One of the first (and most powerful) realizations an abuse victim can have is that “I’m safe now.” If you come across an abuse victim, and help them to safety, those are words you should speak out loud. “You’re safe now. You’re safe now. You’re safe now.” The reason why? Well, the obvious––safety. But also, safety calms reaction.
It took years to realize I was safe, even though every day I was. My body got stuck in flight response. Long after I no longer had to fight, I still responded with fawn. I could trigger into fight preemptively, because I was brittle and anxious. Being caught in a trauma response is like drinking cortisol instead of coffee. It’s sleeping with one eye open. It’s assuming the worst of everyone around you. It’s never resting and trusting, “I’m safe now.”
But there came a day when I sat on the ground and realized I was, in fact, safe. I no longer had to warn the children or live on hyper-alert.
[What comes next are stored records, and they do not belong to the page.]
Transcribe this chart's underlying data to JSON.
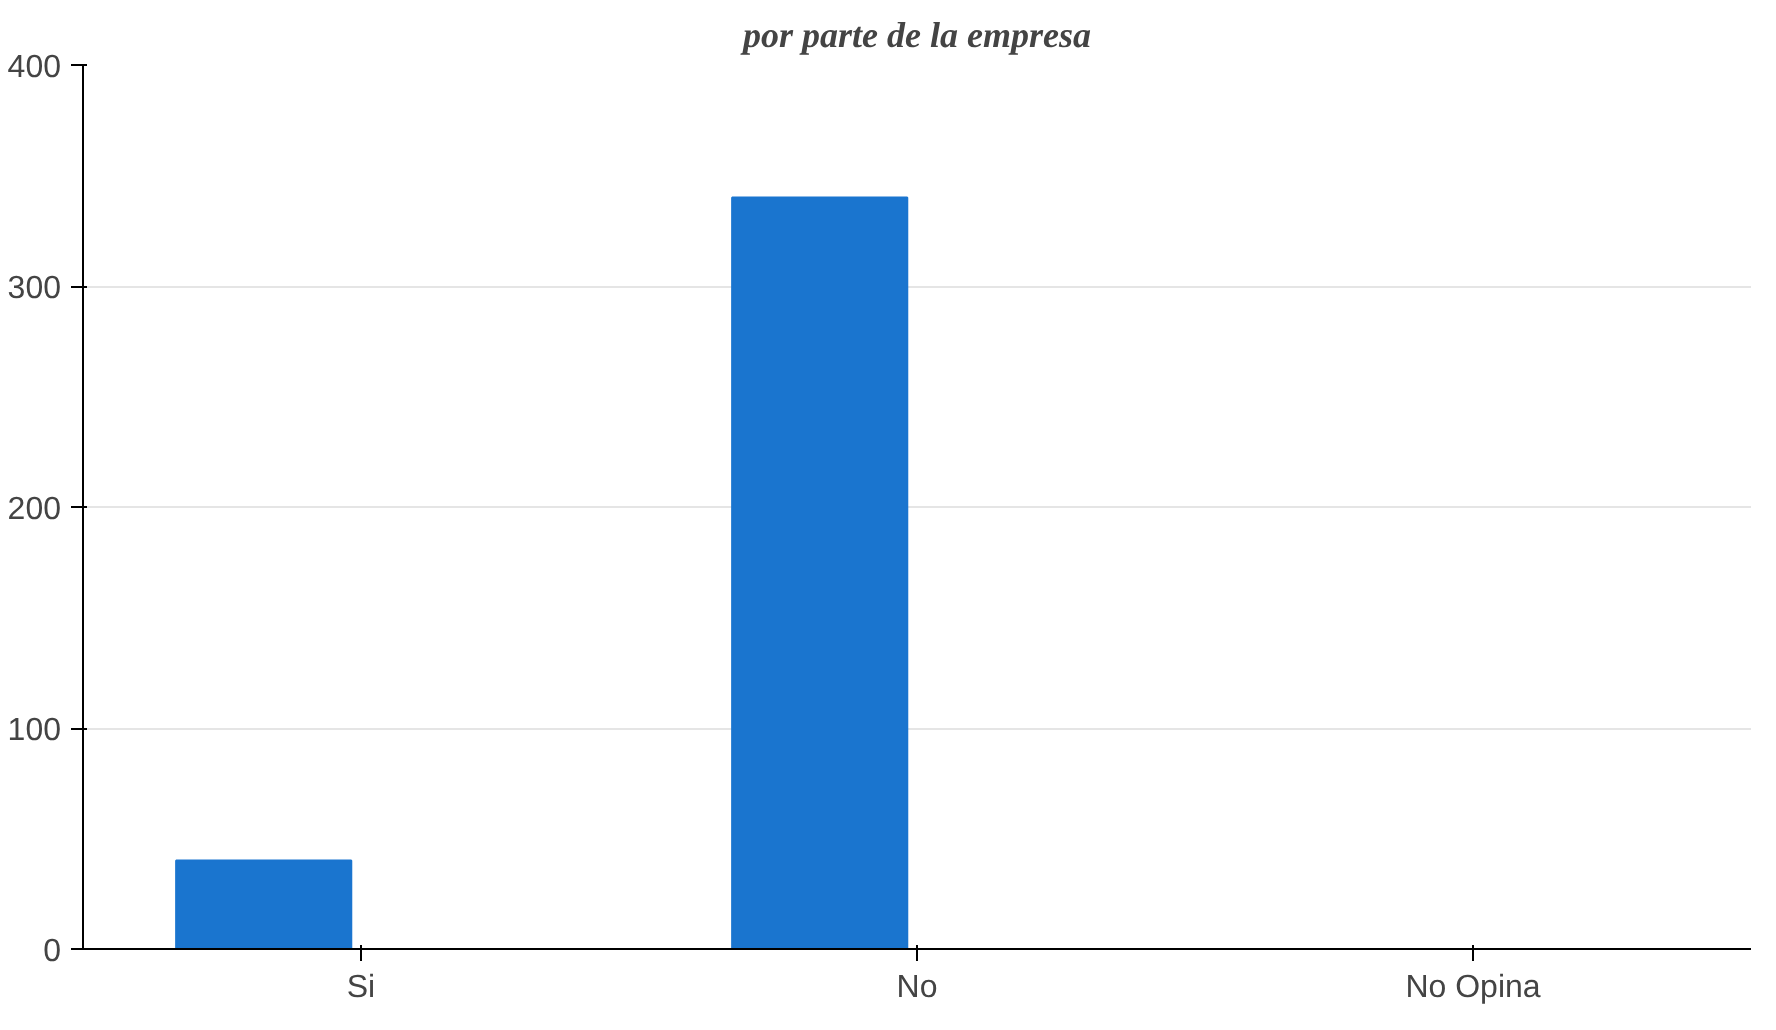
{
  "chart_data": {
    "type": "bar",
    "title": "por parte de la empresa",
    "categories": [
      "Si",
      "No",
      "No Opina"
    ],
    "series": [
      {
        "color": "#1a75cf",
        "values": [
          40,
          340,
          0
        ]
      },
      {
        "color": "#e00000",
        "values": [
          0,
          0,
          0
        ]
      }
    ],
    "ylim": [
      0,
      400
    ],
    "yticks": [
      0,
      100,
      200,
      300,
      400
    ],
    "grid": "y"
  }
}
My boundary fence was consistently respected. My floors were stable stone and warm hardwood. And it was time to look in the mirror.
In the abuse dynamic, it truly takes two to tango. Narcissists are precise manipulators, skilled when it comes to attracting sweet and grateful personalities who won’t stand up for themselves. The cycle will continue until one of them breaks it.
Gabby’s abuser broke it by killing her. My abuser stopped because I broke free. I stood up for myself.
But the work wasn’t over.
You’ve heard the saying, “Hurt people, hurt people?” Well, it’s my theory that abuse victims who don’t deal with their reactivity become abusers themselves. The chain continues abuser to victim, abuser to victim. Abusers are made, not born.
We see this in bullies on the playground all the time. A kid gets bullied and, in their anger, they turn and bully someone else. A kid abused at home may take it out on the kids at school. Or animals. An insidious secret in fundamentalist homes is how often it’s the mother whose abusing the children, because the pressure is on her to make them conform. Make them obey. She’s got bullies over her head and salvation demanding she do so. Those kids grow up and become abusers.
If a victim wants to truly overcome her abuser, she has to break the chain.
Healing comes in layers.
Trauma healing doesn’t happen all at once. The onion metaphor is used a lot, and that’s because it fits so well. For a long time there’s a papery layer of fragile skin and nerve. And then the revelations begin.
Reactions are triggered by actions. A reactive person points to something that was done––and that needs contending with. There’s offense and defense. The abuse was wrong. The offensive action was wrong.
When I lived in evangelical Christianity, I heard so many sermons on “turning the other cheek,” and “forgive seventy times seven.” So much time spent on how to react well. So much shame spent on emotional reactions. That’s because there’s a system that stands to benefit from compliant and grateful people who don’t push back or refuse. The message is “bend over better.” Submit more. Give in more.
Now I look at reactivity as the screaming red flag that it is. Where there’s a reaction, there’s an offensive action. Gabby’s tears and pleads to accept all that disproportionate blame should’ve immediately triggered a closer look at Brian’s behavior. Gabby behaved like someone unsafe. Her body showed the marks.
And I look in the mirror. When I’m reactive, what’s going on? Is it a trauma response? Have my boundaries been violated? Is something going on in my environment that makes me feel unsafe? I have to address it.
Because I’m a former victim, a survivor who doesn’t want to flay my reactions onto the innocent. I want to hold the abuser and/or offender accountable. I want to stand up for myself.
There’s no stronger narcissist-repellent than that. And no stronger way to heal.